Avete inteso che fu detto: Non commettere adulterio; ma io vi dico: chiunque guarda una donna per desiderarla, ha già commesso adulterio con lei nel suo cuore.
Avete anche inteso che fu detto agli antichi: Non spergiurare, ma adempi con il Signore i tuoi giuramenti; ma io vi dico: non giurate affatto.
Non giudicate, per non essere giudicati; perché col giudizio con cui giudicate sarete giudicati, e con la misura con la quale misurate sarete misurati.

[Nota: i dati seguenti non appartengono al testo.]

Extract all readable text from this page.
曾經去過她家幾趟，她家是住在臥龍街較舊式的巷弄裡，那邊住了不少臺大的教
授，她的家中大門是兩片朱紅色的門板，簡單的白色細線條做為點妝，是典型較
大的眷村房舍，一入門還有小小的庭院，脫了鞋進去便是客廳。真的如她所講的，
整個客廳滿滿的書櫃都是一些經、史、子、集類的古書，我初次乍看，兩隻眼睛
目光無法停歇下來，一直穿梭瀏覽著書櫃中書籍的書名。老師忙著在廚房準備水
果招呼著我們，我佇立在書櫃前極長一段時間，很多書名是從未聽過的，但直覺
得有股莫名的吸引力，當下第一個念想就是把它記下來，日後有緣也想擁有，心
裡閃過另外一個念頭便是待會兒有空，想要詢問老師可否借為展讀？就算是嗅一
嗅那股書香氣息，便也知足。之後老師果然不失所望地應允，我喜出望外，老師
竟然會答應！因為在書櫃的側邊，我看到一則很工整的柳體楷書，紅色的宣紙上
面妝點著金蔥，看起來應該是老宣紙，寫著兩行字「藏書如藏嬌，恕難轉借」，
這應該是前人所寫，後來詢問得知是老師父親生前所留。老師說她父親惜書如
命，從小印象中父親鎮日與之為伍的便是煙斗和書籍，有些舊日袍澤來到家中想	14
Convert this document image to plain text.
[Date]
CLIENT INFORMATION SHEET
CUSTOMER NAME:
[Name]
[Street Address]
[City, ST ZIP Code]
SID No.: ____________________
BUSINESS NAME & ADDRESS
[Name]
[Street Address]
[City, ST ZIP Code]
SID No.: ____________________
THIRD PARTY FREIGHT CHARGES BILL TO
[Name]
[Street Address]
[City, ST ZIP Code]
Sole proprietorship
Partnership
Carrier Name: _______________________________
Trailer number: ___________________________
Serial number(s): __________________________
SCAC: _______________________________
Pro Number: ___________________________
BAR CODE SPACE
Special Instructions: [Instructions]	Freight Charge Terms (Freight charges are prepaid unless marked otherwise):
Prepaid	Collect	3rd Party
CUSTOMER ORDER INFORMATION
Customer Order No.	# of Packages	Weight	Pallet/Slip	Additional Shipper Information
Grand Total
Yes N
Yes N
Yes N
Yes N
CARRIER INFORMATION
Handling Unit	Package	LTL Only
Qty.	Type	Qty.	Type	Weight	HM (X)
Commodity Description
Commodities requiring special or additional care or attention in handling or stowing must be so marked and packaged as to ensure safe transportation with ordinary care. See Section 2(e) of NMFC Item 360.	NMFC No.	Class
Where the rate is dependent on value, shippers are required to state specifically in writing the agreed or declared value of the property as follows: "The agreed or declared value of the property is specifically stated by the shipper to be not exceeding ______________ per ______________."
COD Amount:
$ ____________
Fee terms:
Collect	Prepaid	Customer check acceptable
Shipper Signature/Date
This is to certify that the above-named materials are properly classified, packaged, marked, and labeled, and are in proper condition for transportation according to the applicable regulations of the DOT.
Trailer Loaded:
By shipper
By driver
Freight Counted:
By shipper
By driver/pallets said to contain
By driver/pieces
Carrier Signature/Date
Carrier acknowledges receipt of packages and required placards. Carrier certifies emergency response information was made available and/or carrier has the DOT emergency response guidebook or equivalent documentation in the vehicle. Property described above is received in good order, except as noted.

Si può quindi dire che il disorientamento di Tito di fronte ai comandamenti è in fondo la conseguenza dell'atteggiamento con cui le autorità religiose dell'epoca li interpretavano: ipocritamente, in una maniera tanto rigida e schematica da svuotarli di ogni senso.
Nella salita senza ritorno verso il Golgota, Tito osserva Gesù, ed ecco, forse per la prima volta in vita sua, il suo cuore si apre ad un sentimento nuovo, alla comprensione profonda del più grande dei comandamenti:
Io nel vedere quest'uomo che muore,
madre, io provo dolore.
Nella pietà che non cede al rancore,
madre, ho imparato l'amore.
In questo pezzo, che chiude e riassume l'album, De André rivela il suo pensiero in modo più aperto e fuori di metafora. Il Potere sfrutta il concetto di Dio per spingere gli uomini alla violenza, eliminando ogni peso di coscienza attraverso il concetto di perdono. È stato il Potere a voler trasformare Gesù in un Dio, con il solo obiettivo di manipolare le masse.
Per riscoprire l'autentico messaggio di Gesù, la Buona Novella che dà titolo all'album, bisogna quindi rimuovere questa soprastruttura costruita nel corso dei secoli; bisogna tornare a vedere in Gesù prima di tutto un uomo, un fratello.